Defendant also argues that the use of Plaintiff’s name was transformative, and, as such, protected by the First Amendment.

It is, however, difficult to understand how the Duluth ad can be compared to a “debate on public issues.” The Comedy III case was about an artist creating tee-shirts using the resemblance of The Three Stooges, and the California Supreme Court noted then that the case was not about advertising.
It is true that, as mentioned in the motion to dismiss, the First Amendment protects commercial speech, but that does not mean that commercial speech is necessarily a debate on public issues. In Comedy III, the Court noted that “[t]he right of publicity is often invoked in the context of commercial speech when the appropriation of a celebrity likeness creates a false and misleading impression that the celebrity is endorsing a product” and that “the First Amendment does not protect false and misleading commercial speech.”

Will Defendant’s argument that “Duluth is not merchandising Mr. Henley’s name -quite the contrary- it is making a joke and Duluth’s right to make a joke at Mr. Henley’s expense (whether that joke is funny or not) must be protected under the First Amendment” convince the Court?

Around the Blogs

Boston IP attorney David Kluft wrote an engaging blog post this week which will be particularly helpful to IP law firms still scrambling to organize their Holiday office party.

David proposes to serve “one of the many beverages that were the subject of a trademark or similar dispute in 2014” and goes on by providing the (long) list of beers and wines which had to hire the service of an IP attorney this year. An interesting and fun read.

A votre Santé!

Picture of Cat Wiping Its Paws Courtesy of Flickr User Little Koshka under a CC BY-NC 2.0 License. 

Picture of Cat and a Computer Courtesy of Flickr User Vicki's Pics Under a CC BY-NC-SA 2.0 License. 

Picture of Cat and a Lego Figurine  Courtesy of Flickr User wiredforlego Under a CC BY-NC 2.0 License. 


Michael Factor said...

The problem is not just likelihood of confusion, but also dilution and branding. I don't think they'll collect a million dollars, but one has to stop third parties choosing confusingly similar names. The teenagers could have done due diligence...

Marie-Andree Weiss said...

Hello Michael,

Thank you for your comment.

In the US, only famous marks can claim dilution, including dilution by blurring, and the Plaintiff would have to prove that the Hype-Wipe mark is famous. It is doubtful it could prove it, and Plaintiff seems to be aware of it, as it did not claim dilution in its complaint.

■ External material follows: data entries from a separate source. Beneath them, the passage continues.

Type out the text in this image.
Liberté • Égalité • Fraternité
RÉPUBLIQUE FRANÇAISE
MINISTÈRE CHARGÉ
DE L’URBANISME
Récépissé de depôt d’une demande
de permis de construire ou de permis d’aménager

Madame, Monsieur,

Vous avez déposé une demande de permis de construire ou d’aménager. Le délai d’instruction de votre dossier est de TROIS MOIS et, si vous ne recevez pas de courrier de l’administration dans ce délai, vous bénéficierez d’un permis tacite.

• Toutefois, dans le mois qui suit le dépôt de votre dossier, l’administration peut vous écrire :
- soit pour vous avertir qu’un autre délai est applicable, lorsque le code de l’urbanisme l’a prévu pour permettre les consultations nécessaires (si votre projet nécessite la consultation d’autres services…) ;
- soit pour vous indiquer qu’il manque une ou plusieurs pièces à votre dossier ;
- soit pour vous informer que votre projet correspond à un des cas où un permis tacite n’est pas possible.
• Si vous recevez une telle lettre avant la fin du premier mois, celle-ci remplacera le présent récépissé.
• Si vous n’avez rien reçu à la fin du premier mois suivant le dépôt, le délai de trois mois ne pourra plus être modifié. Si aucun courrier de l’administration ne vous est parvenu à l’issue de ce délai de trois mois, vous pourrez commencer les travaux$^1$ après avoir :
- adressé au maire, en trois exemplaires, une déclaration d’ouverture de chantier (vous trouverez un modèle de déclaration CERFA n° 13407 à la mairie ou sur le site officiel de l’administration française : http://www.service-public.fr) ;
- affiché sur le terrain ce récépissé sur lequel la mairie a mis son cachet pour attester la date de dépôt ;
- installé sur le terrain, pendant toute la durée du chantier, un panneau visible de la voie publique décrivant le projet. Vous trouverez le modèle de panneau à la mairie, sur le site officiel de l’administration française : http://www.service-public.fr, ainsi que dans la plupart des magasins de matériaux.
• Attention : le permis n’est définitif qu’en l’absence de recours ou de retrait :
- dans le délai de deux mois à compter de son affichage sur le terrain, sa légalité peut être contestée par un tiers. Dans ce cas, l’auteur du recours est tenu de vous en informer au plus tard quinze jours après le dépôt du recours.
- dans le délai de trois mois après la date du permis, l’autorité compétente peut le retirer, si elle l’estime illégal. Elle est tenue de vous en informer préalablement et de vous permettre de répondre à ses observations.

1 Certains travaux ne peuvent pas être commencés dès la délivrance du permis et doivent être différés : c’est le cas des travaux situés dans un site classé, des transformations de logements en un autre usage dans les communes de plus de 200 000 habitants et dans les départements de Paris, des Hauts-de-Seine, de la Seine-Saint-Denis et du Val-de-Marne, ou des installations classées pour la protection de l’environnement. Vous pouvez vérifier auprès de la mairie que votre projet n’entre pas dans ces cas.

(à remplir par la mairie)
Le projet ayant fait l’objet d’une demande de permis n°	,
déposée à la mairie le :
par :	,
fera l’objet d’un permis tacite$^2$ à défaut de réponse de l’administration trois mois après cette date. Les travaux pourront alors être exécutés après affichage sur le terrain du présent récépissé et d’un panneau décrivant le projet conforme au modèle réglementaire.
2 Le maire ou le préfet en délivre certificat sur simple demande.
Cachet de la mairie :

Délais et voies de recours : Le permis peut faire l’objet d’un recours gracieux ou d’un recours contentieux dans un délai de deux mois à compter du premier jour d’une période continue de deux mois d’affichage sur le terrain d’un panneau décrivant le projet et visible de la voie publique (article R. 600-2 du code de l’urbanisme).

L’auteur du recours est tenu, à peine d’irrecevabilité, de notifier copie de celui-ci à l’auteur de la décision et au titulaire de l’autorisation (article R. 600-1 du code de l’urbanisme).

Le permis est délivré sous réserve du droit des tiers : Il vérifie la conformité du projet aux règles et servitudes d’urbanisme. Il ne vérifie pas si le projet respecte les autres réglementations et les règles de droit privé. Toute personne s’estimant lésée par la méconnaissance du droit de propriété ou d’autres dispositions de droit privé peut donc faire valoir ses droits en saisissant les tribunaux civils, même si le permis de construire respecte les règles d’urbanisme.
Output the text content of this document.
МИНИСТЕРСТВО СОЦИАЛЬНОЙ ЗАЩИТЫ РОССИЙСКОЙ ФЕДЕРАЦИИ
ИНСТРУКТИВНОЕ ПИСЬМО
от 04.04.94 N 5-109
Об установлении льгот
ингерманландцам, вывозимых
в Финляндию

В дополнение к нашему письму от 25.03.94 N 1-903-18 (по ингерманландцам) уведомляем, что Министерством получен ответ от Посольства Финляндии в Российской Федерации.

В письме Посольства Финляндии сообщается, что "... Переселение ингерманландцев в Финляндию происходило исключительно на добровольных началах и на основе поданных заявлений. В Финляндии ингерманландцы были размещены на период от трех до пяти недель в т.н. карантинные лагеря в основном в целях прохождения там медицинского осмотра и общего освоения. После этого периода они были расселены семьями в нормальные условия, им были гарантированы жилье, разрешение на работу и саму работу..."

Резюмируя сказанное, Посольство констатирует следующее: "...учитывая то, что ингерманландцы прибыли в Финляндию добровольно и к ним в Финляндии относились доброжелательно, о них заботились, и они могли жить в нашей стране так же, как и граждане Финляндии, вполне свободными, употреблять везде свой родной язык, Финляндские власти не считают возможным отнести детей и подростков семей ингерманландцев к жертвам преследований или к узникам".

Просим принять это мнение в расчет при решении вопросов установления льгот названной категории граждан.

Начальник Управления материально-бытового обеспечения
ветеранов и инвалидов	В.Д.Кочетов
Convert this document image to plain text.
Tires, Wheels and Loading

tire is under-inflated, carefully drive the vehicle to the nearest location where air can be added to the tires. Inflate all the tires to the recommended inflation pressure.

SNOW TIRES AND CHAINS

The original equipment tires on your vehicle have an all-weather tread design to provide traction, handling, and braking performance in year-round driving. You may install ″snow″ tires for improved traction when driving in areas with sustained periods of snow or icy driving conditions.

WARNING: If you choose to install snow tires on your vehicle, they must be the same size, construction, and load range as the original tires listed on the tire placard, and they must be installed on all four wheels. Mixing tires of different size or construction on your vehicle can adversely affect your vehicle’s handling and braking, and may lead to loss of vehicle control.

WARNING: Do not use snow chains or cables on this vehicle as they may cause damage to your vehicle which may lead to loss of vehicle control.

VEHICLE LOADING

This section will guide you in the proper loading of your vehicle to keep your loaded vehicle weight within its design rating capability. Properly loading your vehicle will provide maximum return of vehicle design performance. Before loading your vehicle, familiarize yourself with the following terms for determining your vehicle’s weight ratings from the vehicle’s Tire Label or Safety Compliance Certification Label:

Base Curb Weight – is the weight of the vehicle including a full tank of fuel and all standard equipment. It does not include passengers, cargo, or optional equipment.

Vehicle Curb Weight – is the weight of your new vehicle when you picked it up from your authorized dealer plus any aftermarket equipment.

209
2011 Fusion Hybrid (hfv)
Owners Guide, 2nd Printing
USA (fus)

As for due diligence, Defendants'mark was registered by the USPTO, and so one can argue that they indeed performed due diligence.

The mark was published for opposition before publication, but Plaintiff did not come forward then. Instead, it sent a cease-and-desist letter to Defendants after their mark was registered, and then filed a suit.

There is room for debate to find out who is right, the USPTO/Defendant or the Plaintiff? Unfortunately, debating became a too-costly option for Defendants after the suit was filed. That was my point.